Despite a three-year-old law, Arizona has never privatised a road. A project to improve cross-border commerce might undo what has been a PPP stall.

Enabling legislation aside, Arizona is a perennial non-starter when it comes to getting the private sector to develop its transportation infrastructure. But a federal government project might provide the impetus to change that.

Federal funding to enlarge and modernise the Mariposa Land Port of Entry in Nogales, Arizona, has led the Arizona Department of Transportation (ADOT) to investigate tolling, admitted P3 director Gail Lewis.
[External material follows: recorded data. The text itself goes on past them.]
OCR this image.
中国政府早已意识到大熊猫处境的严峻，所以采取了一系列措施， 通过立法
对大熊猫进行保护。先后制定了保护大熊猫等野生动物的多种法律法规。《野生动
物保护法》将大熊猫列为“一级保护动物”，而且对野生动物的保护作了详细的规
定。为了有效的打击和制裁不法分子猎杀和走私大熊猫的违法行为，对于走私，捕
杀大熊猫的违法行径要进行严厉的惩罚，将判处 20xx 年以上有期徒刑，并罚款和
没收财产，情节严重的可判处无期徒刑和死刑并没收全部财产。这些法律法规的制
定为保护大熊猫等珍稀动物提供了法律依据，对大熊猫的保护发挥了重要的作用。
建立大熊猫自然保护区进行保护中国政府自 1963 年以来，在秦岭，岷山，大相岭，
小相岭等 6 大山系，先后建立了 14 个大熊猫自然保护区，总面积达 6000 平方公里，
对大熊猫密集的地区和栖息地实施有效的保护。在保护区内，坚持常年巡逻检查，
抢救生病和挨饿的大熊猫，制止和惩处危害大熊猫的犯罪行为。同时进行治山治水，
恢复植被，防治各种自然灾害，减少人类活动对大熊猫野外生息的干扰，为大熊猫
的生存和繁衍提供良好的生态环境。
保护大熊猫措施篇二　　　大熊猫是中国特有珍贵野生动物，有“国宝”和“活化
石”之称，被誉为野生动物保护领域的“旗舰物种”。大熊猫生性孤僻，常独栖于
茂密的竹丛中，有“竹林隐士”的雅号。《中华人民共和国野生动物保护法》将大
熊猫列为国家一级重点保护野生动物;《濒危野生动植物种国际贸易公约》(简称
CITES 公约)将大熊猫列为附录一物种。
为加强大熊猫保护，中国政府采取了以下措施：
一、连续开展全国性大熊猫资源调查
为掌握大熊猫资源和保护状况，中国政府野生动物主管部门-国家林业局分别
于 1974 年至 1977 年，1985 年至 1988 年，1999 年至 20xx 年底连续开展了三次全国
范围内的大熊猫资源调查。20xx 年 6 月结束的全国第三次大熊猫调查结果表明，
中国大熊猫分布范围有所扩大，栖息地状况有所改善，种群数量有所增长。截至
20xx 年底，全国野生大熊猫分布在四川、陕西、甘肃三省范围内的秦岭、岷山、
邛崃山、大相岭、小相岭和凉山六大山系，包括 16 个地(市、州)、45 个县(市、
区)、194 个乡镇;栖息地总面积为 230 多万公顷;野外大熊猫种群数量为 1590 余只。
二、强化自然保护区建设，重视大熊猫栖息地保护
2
Mariposa Port is a crucial thoroughfare for importing winter produce from cross-border Mexico. Bettering it would drive trade. But adjacent State Route 189 (SR 189) is aging and inadequate. Leaving it unable to accommodate increased traffic volume would defeat the purpose of upgrading the port.

“We are going to have a big, nice, new port and just a little, sad road,” Lewis said.

A toll road concession for SR 189 is receiving serious consideration, Lewis admitted. Moreover, Arizona in April signed a bill authorising electronic tolling enforcement into law, further incentivising tolling.

While SR 189 is the most immediate potential public-private partnership (PPP), Lewis noted the department is developing an incipient deal pipeline.

A proposed 45-mile north-south corridor from Phoenix to Tucson is a strong candidate for private sector involvement, said Lewis. Also, a more speculative project, a “greenfield” interstate route connecting Phoenix to Las Vegas, Nevada, is being discussed.

In each case “tolling is under consideration for everything we mention,” Lewis confirmed.

In 2009, House Bill 2396 (HB 2396), a supposed public-private partnership (PPP) creator that authorised alternative procurement, went into effect.

But Arizona lacked a project pipeline, making HB 2396 inapplicable. That year, the Canyon State also announced its openness to unsolicited bidding, though the private sector remained unmoved.

Meanwhile, similarly highway dependent California and Texas introduced tolling. Today, Arizona is still without a toll road and, as Lewis pointed out, without much needed capital.

“With improved gas mileage, people can drive a lot farther on a gallon, so the purchase power from gas tax has eroded,” Lewis said.